13 Aralık 2010 Pazartesi

hormon asabiyeti...

mazeretim var, hamileyim ben :))

birkaç gündür, nasıl gerginim anlatamam. geçen akşam önce,  gran torino filminin sonunda clint eastwood ölünce ağlamaya başladım. ağlarken birilerinin görmesinden hiç hoşlanmam. buna kocacığım da dahil. filmin sonu tam yemek saatimize denk geldi. böcüümle gözgöze geldik, benim gözler hemen kızarmış. banyoya gittim, hemen. yüzümü gözümü yıkadım. saçımı başımı topladım, mutfağa gittim. böcükümün yüzünde bir gülümseme. "hormonların mı kudurdu yine" diye sordu. burnumu çeke çeke güldüm.
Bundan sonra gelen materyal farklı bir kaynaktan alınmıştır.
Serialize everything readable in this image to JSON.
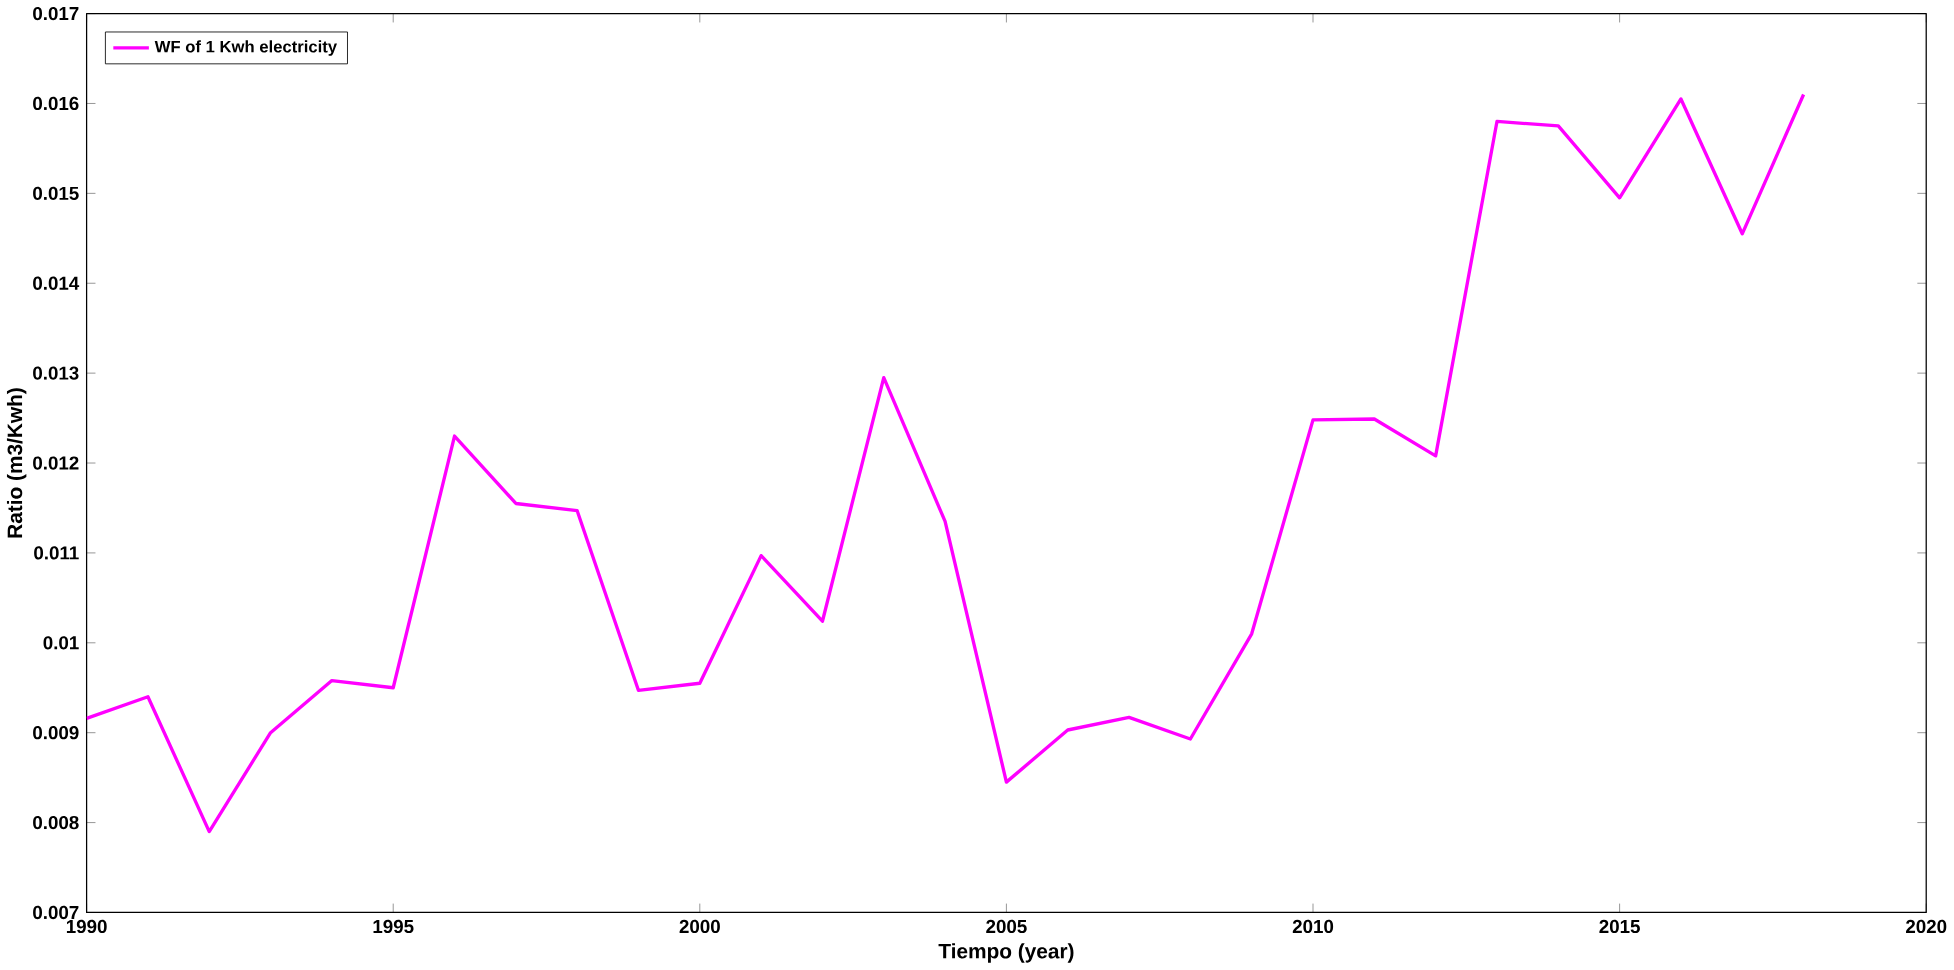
{
  "chart_data": {
    "type": "line",
    "xlabel": "Tiempo (year)",
    "ylabel": "Ratio (m3/Kwh)",
    "x": [
      1990,
      1991,
      1992,
      1993,
      1994,
      1995,
      1996,
      1997,
      1998,
      1999,
      2000,
      2001,
      2002,
      2003,
      2004,
      2005,
      2006,
      2007,
      2008,
      2009,
      2010,
      2011,
      2012,
      2013,
      2014,
      2015,
      2016,
      2017,
      2018
    ],
    "series": [
      {
        "name": "WF of 1 Kwh electricity",
        "color": "#ff00ff",
        "values": [
          0.00916,
          0.0094,
          0.0079,
          0.009,
          0.00958,
          0.0095,
          0.0123,
          0.01155,
          0.01147,
          0.00947,
          0.00955,
          0.01097,
          0.01024,
          0.01295,
          0.01135,
          0.00845,
          0.00903,
          0.00917,
          0.00893,
          0.0101,
          0.01248,
          0.01249,
          0.01208,
          0.0158,
          0.01575,
          0.01495,
          0.01605,
          0.01455,
          0.0161
        ]
      }
    ],
    "xlim": [
      1990,
      2020
    ],
    "ylim": [
      0.007,
      0.017
    ],
    "xticks": [
      1990,
      1995,
      2000,
      2005,
      2010,
      2015,
      2020
    ],
    "yticks": [
      0.007,
      0.008,
      0.009,
      0.01,
      0.011,
      0.012,
      0.013,
      0.014,
      0.015,
      0.016,
      0.017
    ],
    "legend": "top left",
    "grid": false,
    "marker": "none",
    "line_style": "solid"
  }
}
ertesi akşam, yatmadan önce her zamanki gibi annemle telefonda konuştuk. tatlı başlayan konuşmamız pek de tatlı bitmedi. tartışmadık elbet ama , biraz gergin kapattık telefonu.
 annem biraz otoriterdir, benim dediğim doğru havası vardır. ee, ben de alıngan olunca, gerginlik kaçınılmaz oluyor, bazen.
gerilmiş bir hamile, daha da gerilirse ne olur?
ağlar...

gömdüm kendimi yorganın altına.
iyi geceler demeyişimden işkillenen böcüküm, yine beni sümüklerimi çekerken buldu. :P
yanıma gelip uzunca bir süre teselli edip, sakinleştirdi beni, sağolsun.

ota boka ağlayan hamileler olduğunu duymuştum, şımarıklık yaptıklarını düşünmüştüm.
yanılmışım...
sizi sinirlendiren yada üzen konunun,
ne kadar saçma ya da gereksiz olduğu hiç önemli değil. bir anda içinizi kavuran bir öfke fırtınasını hissediyorsunuz. ya çığlık çığlığa birine bağırmak ya da hıçkıra hıçkıra ağlamak geliyor içinizden.
ben bağıramadığımdan, ağlama yolunu seçiyorum.
gözleriniz kurumaya yüz tuttuğu ve burnunuzun doluluğundan nefes alamadığınız noktaya geldiğinizde bir nebze de olsa sakinleşiyorsunuz.

tavsiyem, içinizdekileri akıtana kadar ağlayıp, arkasından uyumanız.
uyandığınızda kendinizi salak gbi hissediyorsunuz ama olsun, sakinleyip, rahatlamış oluyorsunuz.